Three Strangers

Turner Classic Movies has three terrific suspense films in a row Wednesday night, July 6. At 9 p.m. Pacific time check out Robert Siodmak's The Spiral Staircase (1946), a spine-tingler framed as a period piece—1906—and set principally in a moldering New England mansion. Dorothy McGuire is excellent as a servant girl, mute since childhood, who discovers she's likely to be the next prey of a serial killer. Ethel Barrymore and George Brent costar, with Elsa Lanchester doing a choice turn as a housekeeper. The screenwriter was Mel Dinelli, who would write the classic boy-who-cried-wolf grabber The Window several years later. Indispensable to the claustrophobic atmosphere is master noir cameraman Nick Musuraca (Cat People, Out of the Past). Siodmak was on a great noir streak in the mid- to late Forties: Phantom Lady, Uncle Harry, The Killers, Cry of the City ... and that's a partial list.

Gaslight is on at 10:30 p.m.—but not the Gaslight you're thinking of, with Ingrid Bergman and Charles Boyer. This time TCM is showing the 1940 British original, which MGM bought up and then suppressed for years. Anton Walbrook stars; Thorold Dickson directed.

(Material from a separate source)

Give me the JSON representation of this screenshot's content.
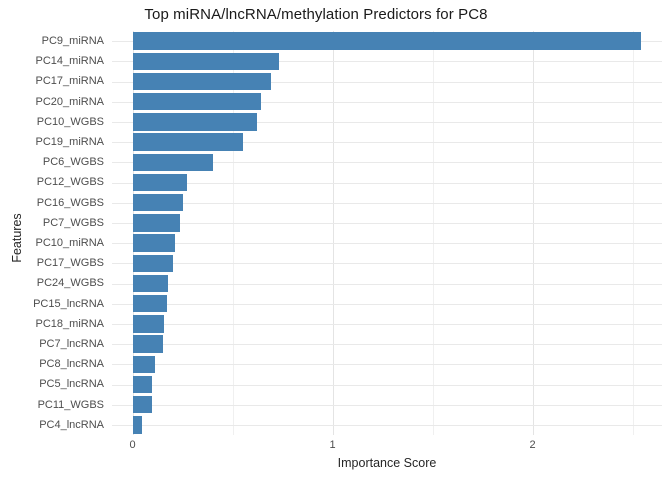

But the film that inspired this post brings up the rear at midnight. Three Strangers (1946) is a dandy footnote to the career of John Huston, who cooked up the story in the late Thirties, turned it into a screenplay in the early Forties with Howard Koch, and figured to direct it as a spiritual sequel to his maiden directorial effort, The Maltese Falcon. That didn't happen, chiefly because World War II got in the way (Huston went AWOL from Hollywood to make wartime documentaries), and Warner Bros. passed the job on to Jean Negulesco. Negulesco had directed Peter Lorre and Sydney Greenstreet in the 1944 The Mask of Dimitrios, and they comprise two-thirds of the titular contingent: three strangers—Geraldine Fitzgerald completes the combo—drawn together one foggy New Year's Eve in London to make a semi-facetious deal with Fate. The theme of strangers making temporary common cause while remaining essentially separate runs through Huston's major films, from the Falcon and The Treasure of the Sierra Madre to The Asphalt Jungle, Moby Dick, and Fat City. Still, Negulesco handled the assignment well, right up to the characteristic Huston twist under the end title.